Though he had just a neck to spare from outsider Through Seven Seas, the official margin was no reflection of the dominant performance, with his French rider having to pose few questions of the colt.

“Though we were unable get a good position toward the front due to the fast pace at the beginning, the horse was relaxed in the rear and I wasn’t worried at all,” said Lemaire.

“As the inner track condition was not so good, we made bid from the outside early and turned wide to the straight, where he stretched really well.

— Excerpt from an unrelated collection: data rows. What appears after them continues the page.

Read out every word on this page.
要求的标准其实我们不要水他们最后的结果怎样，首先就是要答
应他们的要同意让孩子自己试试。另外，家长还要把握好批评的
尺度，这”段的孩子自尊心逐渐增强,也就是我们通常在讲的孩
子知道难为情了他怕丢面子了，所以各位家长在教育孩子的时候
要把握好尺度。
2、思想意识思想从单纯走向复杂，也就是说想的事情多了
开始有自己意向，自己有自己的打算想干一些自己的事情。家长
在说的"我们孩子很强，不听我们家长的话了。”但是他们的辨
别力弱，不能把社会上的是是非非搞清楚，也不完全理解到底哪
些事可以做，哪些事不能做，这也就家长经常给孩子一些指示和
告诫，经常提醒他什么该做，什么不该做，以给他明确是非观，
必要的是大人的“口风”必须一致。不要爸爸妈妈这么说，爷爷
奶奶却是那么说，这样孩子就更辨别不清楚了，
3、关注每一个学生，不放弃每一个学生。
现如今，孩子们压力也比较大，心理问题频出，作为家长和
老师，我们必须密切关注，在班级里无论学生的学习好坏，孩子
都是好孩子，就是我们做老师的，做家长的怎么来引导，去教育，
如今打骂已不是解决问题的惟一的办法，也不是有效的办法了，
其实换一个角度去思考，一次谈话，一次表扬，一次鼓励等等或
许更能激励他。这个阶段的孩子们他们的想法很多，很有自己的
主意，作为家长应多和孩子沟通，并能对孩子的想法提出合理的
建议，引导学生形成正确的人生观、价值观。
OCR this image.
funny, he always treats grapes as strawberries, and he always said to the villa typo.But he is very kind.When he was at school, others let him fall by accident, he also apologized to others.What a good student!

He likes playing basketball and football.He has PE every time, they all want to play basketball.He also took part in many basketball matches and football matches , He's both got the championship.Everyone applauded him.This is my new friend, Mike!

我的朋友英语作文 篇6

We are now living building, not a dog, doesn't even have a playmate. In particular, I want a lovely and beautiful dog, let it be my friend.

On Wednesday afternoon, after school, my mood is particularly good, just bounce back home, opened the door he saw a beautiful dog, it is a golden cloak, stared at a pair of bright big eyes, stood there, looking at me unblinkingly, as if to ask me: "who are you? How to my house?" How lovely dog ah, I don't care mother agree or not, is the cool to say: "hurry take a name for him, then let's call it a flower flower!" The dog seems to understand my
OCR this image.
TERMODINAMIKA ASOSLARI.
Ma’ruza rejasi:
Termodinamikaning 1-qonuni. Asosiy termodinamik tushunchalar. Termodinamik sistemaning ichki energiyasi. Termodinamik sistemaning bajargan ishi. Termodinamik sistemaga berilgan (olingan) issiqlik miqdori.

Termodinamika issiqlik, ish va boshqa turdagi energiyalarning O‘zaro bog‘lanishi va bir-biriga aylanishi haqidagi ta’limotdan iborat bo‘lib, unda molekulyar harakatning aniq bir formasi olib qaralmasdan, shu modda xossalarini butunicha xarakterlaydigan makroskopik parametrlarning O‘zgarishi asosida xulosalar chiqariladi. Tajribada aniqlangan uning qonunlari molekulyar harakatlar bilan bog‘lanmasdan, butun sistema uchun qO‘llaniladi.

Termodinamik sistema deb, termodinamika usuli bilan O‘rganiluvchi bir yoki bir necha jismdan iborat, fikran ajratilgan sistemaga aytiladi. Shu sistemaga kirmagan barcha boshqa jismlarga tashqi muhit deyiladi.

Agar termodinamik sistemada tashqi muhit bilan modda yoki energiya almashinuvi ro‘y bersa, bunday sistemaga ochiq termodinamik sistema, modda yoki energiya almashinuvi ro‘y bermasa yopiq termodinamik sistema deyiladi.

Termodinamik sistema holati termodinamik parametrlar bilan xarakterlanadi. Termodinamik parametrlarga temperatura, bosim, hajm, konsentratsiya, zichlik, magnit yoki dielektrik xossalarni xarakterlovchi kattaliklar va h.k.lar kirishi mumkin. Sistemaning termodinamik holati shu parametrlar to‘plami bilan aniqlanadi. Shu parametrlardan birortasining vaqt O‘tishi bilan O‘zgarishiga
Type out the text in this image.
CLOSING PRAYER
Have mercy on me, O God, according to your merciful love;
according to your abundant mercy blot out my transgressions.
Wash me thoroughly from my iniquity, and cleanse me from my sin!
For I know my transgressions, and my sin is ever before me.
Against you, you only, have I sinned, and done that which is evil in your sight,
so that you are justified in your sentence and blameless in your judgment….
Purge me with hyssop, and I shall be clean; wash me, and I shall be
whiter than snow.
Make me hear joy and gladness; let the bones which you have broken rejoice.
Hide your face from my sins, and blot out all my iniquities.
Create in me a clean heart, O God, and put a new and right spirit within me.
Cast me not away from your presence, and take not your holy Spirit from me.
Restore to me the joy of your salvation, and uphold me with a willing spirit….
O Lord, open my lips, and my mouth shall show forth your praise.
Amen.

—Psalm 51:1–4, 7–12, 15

“Hanshin’s inner course is tricky and (the) Takarazuka Kinen is a difficult race to win, even for champion horses, so I’m very happy that I was able to win the race with the number one horse in the World’s Best Racehorse Rankings. I realised again how strong he is. I hope to win more big races with him in the autumn.”

Equinox was completing his fourth successive top-class success, having previously taken the Tenno Sho and Arima Kinen last year before his Sheema Classic success.

Victory gives the four-year-old automatic entry to both the Cox Plate at Moonee Valley later this year, and the Breeders’ Cup Turf. It is unlikely that Equinox will be seen by British racegoers, however.

Nick Smith, Ascot’s director of racing and public affairs, poured cold water any thoughts of the possibility he could turn up the Berkshire track.

He said: “Sadly, the Japanese do not appear that interested in coming over. It is a shame, but we will still continue to strive to attract the best international runners to Ascot.”